Словом, варка супа возводится в аллегорию, становится наглядным примером, но это уже к концу жизненного пути, вначале же варила себе и варила, не помышляя о том, чтобы кого-то вразумлять и наставлять. При этом, однако, любили ее, души в ней не чаяли – и муж Федор, и родители его, и помещики Булыгины. Значит, что-то в ней все же было особенное, но затаенное, нераспознанное, не явленное городу и миру.
Новые хозяева Ирины оказались из немцев – Шмидты. Хоть они и обрусели, эти Шмидты, но, конечно же, превыше всего ставили порядок, дисциплину, пунктуальность и не то чтобы старались быть справедливыми, но вели строгий, неукоснительный счет наградам и наказаниям – каждому что заслужил, то и получай. Благодеяния сопровождались непременными нравоучениями, чтением долгих нотаций. Умение прощать причудливо сочеталось с придирчивостью. К тому же были сентиментальны и – скучны. Невыносимо скучны. Любили вздохнуть, всплакнуть, тронуть платком глаза и – от избытка чувств или по иной загадочной причине – тут же высморкаться в него. А у Ирины к тому времен умер от чахотки муж. Промучился пол-года, задыхаясь от кашля, лег и затих, забылся. И осталась она с новыми хозяева одна – некому за нее заступиться. Шмидты стали уговаривать, наседать, убеждать ее снова выйти замуж. Но Ирина ни в какую не соглашалась: «Хоть убейте, а замуж больше не пойду!» Значит, в ней, бездетной и вдовой, освободившейся от мирских обязанностей и забот, зрело другое решение…
Шмидтам казался странным столь упорный отказ от замужества, но они сочли, что, лишенная мужа и семьи, Ирина будет еще более преданно, с полной самоотдачей, самопожертвованием служить хозяевам. Поэтому от тяжелой работы ее освободили, поручили присматривать за усадьбой, слугами, дворовыми, следить, чтобы цветы не поломали, на крыльце не натоптали, тарелки не побили, пересчитывать в буфете серебряные ложки. Словом, назначили экономкой, возвысили, наделили хоть и скромной, но властью. Вот дворовые-то ей и отомстили за столь привилегированное положение. Пришлось ей пострадать, как уже говорилось, причем совершенно безвинно…

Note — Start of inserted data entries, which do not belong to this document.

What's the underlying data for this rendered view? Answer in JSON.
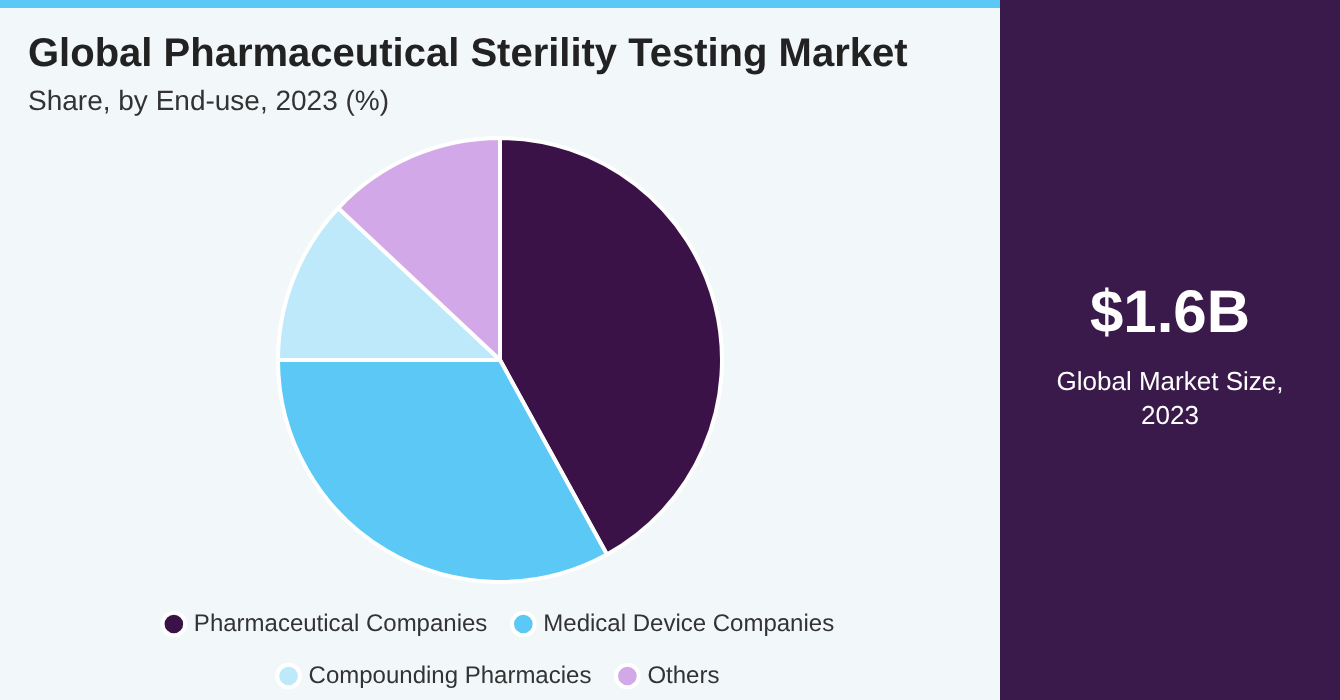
{
  "chart_data": {
    "type": "pie",
    "title": "Global Pharmaceutical Sterility Testing Market",
    "subtitle": "Share, by End-use, 2023 (%)",
    "categories": [
      "Pharmaceutical Companies",
      "Medical Device Companies",
      "Compounding Pharmacies",
      "Others"
    ],
    "values": [
      42,
      33,
      12,
      13
    ],
    "colors": [
      "#3b1248",
      "#5bc8f5",
      "#bde9fa",
      "#d3a8e8"
    ],
    "legend": "bottom",
    "annotations": [
      "$1.6B",
      "Global Market Size, 2023"
    ]
  }
}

У Шмидтов пропали купленные недавно холсты. Переполошились, стали искать, затаскивать в людскую дворовых и под зуботычины всех подробно расспрашивать, выпытывать у них, проводить дознание. Вот кто-то и донес на Ирину: мол, воровка-то рядом, у вас под боком, пригрели на груди, можно сказать. Шмидты поверили. Вызвали станового, и тот со своими подручными устроил самую настоящую экзекуцию. Солдатики старались так усердно, что изуродовали подозреваемой лицо, проломили голову и порвали ей ухо. Ирина же и под пытками не призналась… тогда Шмидты засомневались, она ли виновата. Обратились к гадалке, и та показала на… Ирину, но только совсем иную. Да и сами холсты вскоре обнаружились на дне реки, придавленные камнями.